The comet soon received the formal designation of SOHO-5008. That’s right: SOHO has led to the discovery of over 5,000 comets in its career. Most of these discoveries were thanks to the efforts of dedicated online sleuths, scouring recent LASCO images.

At the time, the doom’d comet was a faint object, located only a few degrees from the Sun. The icy interloper was a tough target to nab during the fleeting minutes of totality, but at least two dedicated astrophotographers managed to catch it. Lin Zixuan saw it imaging from northern New Hampshire. Petr Horálek from the Institute of Physics in Opava Czechia (Czech Republic) was imaging from Mexico as he caught the object.

Like so many other sungrazers, the comet met its demise shortly after discovery (less than 12 hours, in fact), like a sundiving spaceship at a Disaster Area concert right out of Douglas Adam’s Hitchhiker’s Guide to the Galaxy.

Brief History of Sungrazers

This sort of SOHO versus comet, versus eclipse discovery has only occurred twice: once in 2008 and again in 2020). SOHO wasn’t designed per se to find comets, but its prolific nature as a comet hunter has become an essential part of the legacy of the mission. SOHO has defined whole new families of Kreutz, Marsden and Kracht sungrazing comets. And to think, prior to the mission, only sixteen sungrazing comets were even known of.

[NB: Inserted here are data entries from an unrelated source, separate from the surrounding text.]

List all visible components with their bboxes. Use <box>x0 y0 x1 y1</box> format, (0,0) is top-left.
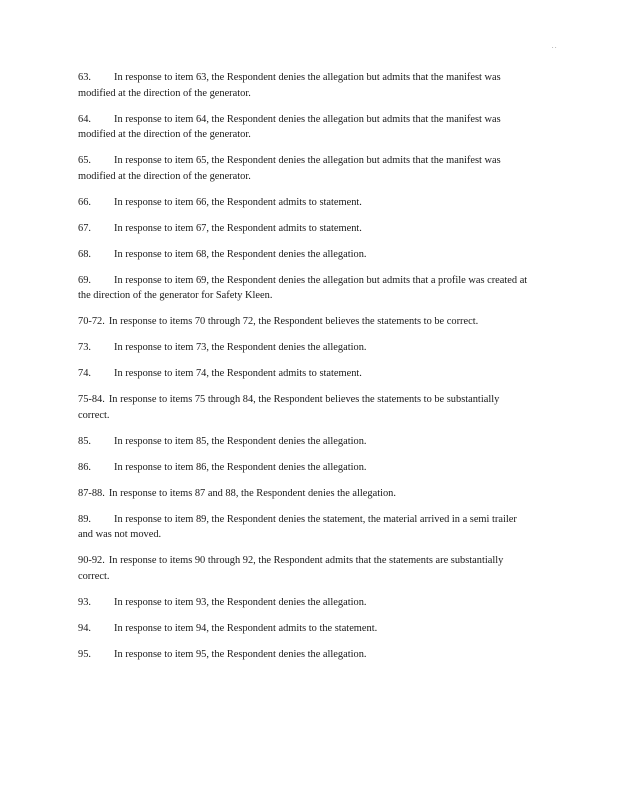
paragraph-number: 68. <box>78 248 91 260</box>
paragraph-94 <box>78 621 533 637</box>
paragraph-number: 75-84. <box>78 394 105 405</box>
paragraph-number: 63. <box>78 72 91 83</box>
paragraph-text: In response to item 74, the Respondent admits to statement. <box>114 368 362 379</box>
paragraph-89 <box>78 512 533 543</box>
paragraph-74 <box>78 366 533 382</box>
response-list <box>78 70 533 673</box>
paragraph-number: 74. <box>78 368 91 379</box>
paragraph-text: In response to item 73, the Respondent denies the allegation. <box>114 342 367 353</box>
paragraph-number: 90-92. <box>78 555 105 566</box>
paragraph-number: 65. <box>78 155 91 166</box>
paragraph-text: In response to item 68, the Respondent denies the allegation. <box>114 248 367 260</box>
paragraph-69 <box>78 273 533 304</box>
paragraph-90-92 <box>78 553 533 584</box>
paragraph-text: In response to item 64, the Respondent denies the allegation but admits that the manifest was modified at the direction of the generator. <box>78 113 501 140</box>
paragraph-number: 93. <box>78 596 91 608</box>
paragraph-text: In response to item 67, the Respondent admits to statement. <box>114 222 362 234</box>
paragraph-64 <box>78 112 533 143</box>
paragraph-text: In response to item 66, the Respondent admits to statement. <box>114 196 362 208</box>
paragraph-87-88 <box>78 486 533 502</box>
paragraph-75-84 <box>78 392 533 423</box>
paragraph-63 <box>78 70 533 101</box>
paragraph-number: 67. <box>78 222 91 234</box>
paragraph-text: In response to item 85, the Respondent denies the allegation. <box>114 435 367 447</box>
paragraph-text: In response to item 89, the Respondent denies the statement, the material arrived in a semi trailer and was not moved. <box>78 513 517 540</box>
paragraph-70-72 <box>78 314 533 330</box>
paragraph-text: In response to items 87 and 88, the Respondent denies the allegation. <box>108 487 396 499</box>
paragraph-number: 66. <box>78 196 91 208</box>
paragraph-number: 73. <box>78 342 91 353</box>
paragraph-number: 70-72. <box>78 316 105 327</box>
paragraph-text: In response to items 70 through 72, the Respondent believes the statements to be correct. <box>108 316 479 327</box>
paragraph-86 <box>78 460 533 476</box>
paragraph-93 <box>78 595 533 611</box>
paragraph-number: 87-88. <box>78 487 105 499</box>
paragraph-text: In response to items 75 through 84, the Respondent believes the statements to be substantially correct. <box>78 394 500 421</box>
paragraph-text: In response to item 63, the Respondent denies the allegation but admits that the manifest was modified at the direction of the generator. <box>78 72 501 99</box>
paragraph-text: In response to item 95, the Respondent denies the allegation. <box>114 648 367 660</box>
paragraph-number: 94. <box>78 622 91 634</box>
paragraph-text: In response to items 90 through 92, the Respondent admits that the statements are substantially correct. <box>78 555 504 582</box>
paragraph-66 <box>78 195 533 211</box>
paragraph-number: 85. <box>78 435 91 447</box>
paragraph-67 <box>78 221 533 237</box>
paragraph-text: In response to item 86, the Respondent denies the allegation. <box>114 461 367 473</box>
paragraph-number: 64. <box>78 113 91 125</box>
paragraph-73 <box>78 340 533 356</box>
paragraph-85 <box>78 434 533 450</box>
paragraph-text: In response to item 93, the Respondent denies the allegation. <box>114 596 367 608</box>
paragraph-68 <box>78 247 533 263</box>
scan-speck-marks: . . <box>552 44 557 50</box>
paragraph-number: 95. <box>78 648 91 660</box>
paragraph-95 <box>78 647 533 663</box>
paragraph-number: 69. <box>78 274 91 286</box>
paragraph-number: 89. <box>78 513 91 525</box>
paragraph-text: In response to item 94, the Respondent admits to the statement. <box>114 622 378 634</box>
paragraph-number: 86. <box>78 461 91 473</box>
paragraph-65 <box>78 153 533 184</box>
paragraph-text: In response to item 69, the Respondent denies the allegation but admits that a profile was created at the direction of the generator for Safety Kleen. <box>78 274 528 301</box>
paragraph-text: In response to item 65, the Respondent denies the allegation but admits that the manifest was modified at the direction of the generator. <box>78 155 501 182</box>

One similar case was the Great Comet of 1948, which was also discovered by stunned observers during a total solar eclipse. Another was C/1965 Ikeya-Seki, which went on to become one of the truly great comets of the 20th century. More recently, C/2011 W3 Lovejoy surprised everyone by surviving its perihelion passage 140,000 kilometers from the surface of the Sun. Just one year later, however, 2012 S1 ISON didn’t.

It was a thrilling celestial spectacle, with an added treat.